What are some of the fermented foods? Some of the world’s favorite foods and beverages are made through fermentation, whether you know it or not. Wine, beer, yogurt, aged cheese, chocolate, and coffee are examples of fermented foods. It has been consumed for thousands of years in certain parts of the world along with closely related kefir, one of the most popular fermenting foods. Fermenting grains, vegetables, and milk throughout history gave our ancestors the option to prolong their freshness. In addition to supporting overall health, these foods provide:
- Enhancing digestion and cognition
- Immunity booster
- Assisting in the treatment of IBS
- Building bone density by providing minerals
- Allergy relief
- Microbes and yeast are killed
1 – Kefir
In addition to being a drinkable yogurt, Kefir contains a lot of vitamins, minerals, and enzymes, including B12, calcium, magnesium, biotin, and folate.
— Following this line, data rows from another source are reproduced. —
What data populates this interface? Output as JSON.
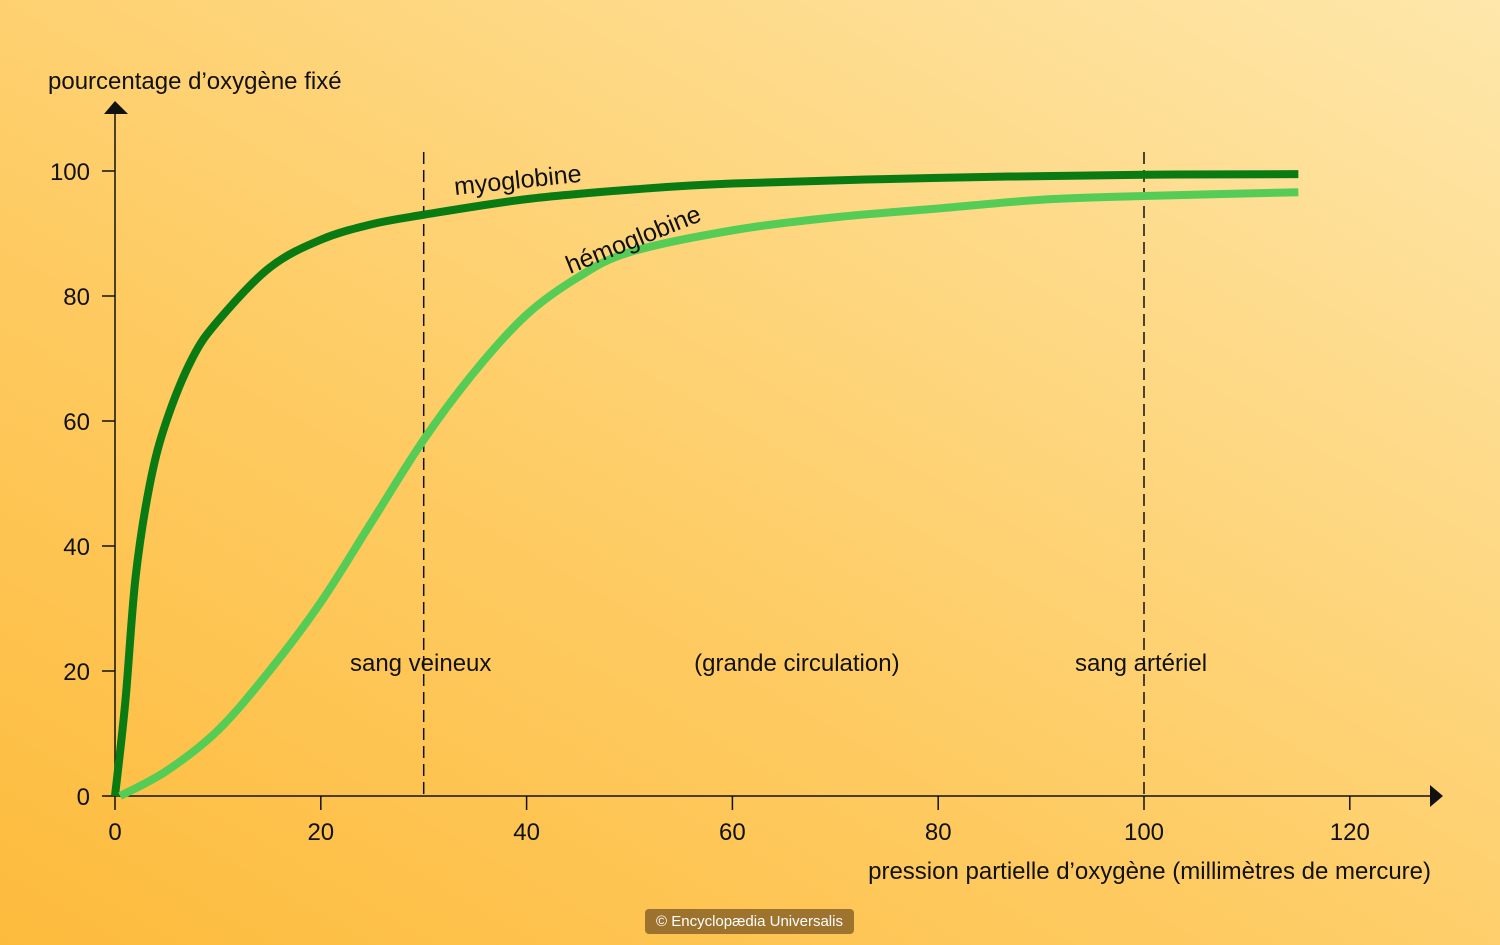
{
  "chart_data": {
    "type": "line",
    "ylabel": "pourcentage d’oxygène fixé",
    "xlabel": "pression partielle d’oxygène (millimètres de mercure)",
    "xlim": [
      0,
      128
    ],
    "ylim": [
      0,
      108
    ],
    "xticks": [
      0,
      20,
      40,
      60,
      80,
      100,
      120
    ],
    "yticks": [
      0,
      20,
      40,
      60,
      80,
      100
    ],
    "series": [
      {
        "name": "myoglobine",
        "color": "#0a7a12",
        "x": [
          0,
          1,
          2,
          3.4,
          5,
          7.5,
          10,
          15,
          20,
          25,
          30,
          40,
          50,
          60,
          80,
          100,
          115
        ],
        "y": [
          0,
          15,
          35,
          50,
          60,
          70,
          76,
          84.5,
          89,
          91.5,
          93,
          95.5,
          97,
          98,
          98.9,
          99.4,
          99.5
        ]
      },
      {
        "name": "hémoglobine",
        "color": "#55cc55",
        "x": [
          0.5,
          5,
          10,
          15,
          20,
          25,
          30,
          35,
          40,
          45,
          50,
          60,
          70,
          80,
          90,
          100,
          115
        ],
        "y": [
          0,
          4,
          10.5,
          20,
          31,
          44,
          57,
          68,
          77,
          83,
          87,
          90.5,
          92.6,
          94,
          95.4,
          96,
          96.6
        ]
      }
    ],
    "annotations": [
      {
        "x": 30,
        "label": "sang veineux"
      },
      {
        "x": 65,
        "label": "(grande circulation)"
      },
      {
        "x": 100,
        "label": "sang artériel"
      }
    ]
  },
  "copyright": "© Encyclopædia Universalis"
}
In Russia and Turkey, kefir was invented and is known for promoting feelings of well-being.
2 – Kombucha
The fermenting foods in Kombucha begin once sugar is added to black tea, resulting in a fermented drink-like beverage. There are trace amounts of alcohol in fermented foods like kombucha, but not enough to cause intoxication or even noticeable effects on the body.
3 – Sauerkraut
Known for its long roots in German, Russian, and Chinese cuisine, sauerkraut is one of the oldest traditional foods in the world. It is believed that the Chinese were the first to make sauerkraut, even though it means “sour cabbage” in German. As a source of iron, copper, calcium, sodium, manganese, magnesium, and phosphorus, sauerkraut is made from fermented green or red cabbage and is high in fiber.
4 – Pickle
The probiotic bacteria in fermented pickles are beneficial to the gut. Fermented pickles contain a lot of vitamins and minerals, plus antioxidants. The pickles you buy at the store are usually not fermented. Compared to fermented pickles, store-bought pickles are usually made of cucumbers and vinegar, which may taste sour but do not cause natural fermentation. If you want probiotics in your pickles, do not choose pickles that have been refrigerated or that do not use organic products or brine, but instead, choose pickles made with lactic acid fermentation. Locally made probiotics are the best. You can find them at farmer’s markets.
5 – The miso
Traditional Japanese soups and stews use miso, which is made by fermenting soybeans, barley, or brown rice with koji, a fungus. Around 2,500 years ago, it was a staple of the Chinese and Japanese diets.
6 – It’s Tempeh!
In addition to fermenting soybeans into fermented foods, tempeh (which is a product made by combining soybeans and a starter mix containing live molds) is another beneficial product made with soybeans. A dense, cake-like product is formed when it sits for a day or two, containing probiotics and a significant amount of protein as well. Tofu looks like tempeh, but it is less spongy and has a grainier texture.
7 – The natto
Often combined with soy sauce, karashi mustard, and Japanese bunching onions, natto is a popular food in Japan. As natto ferments, it develops a strong smell, a powerful flavor, and a sticky, slimy texture that not all people find appealing.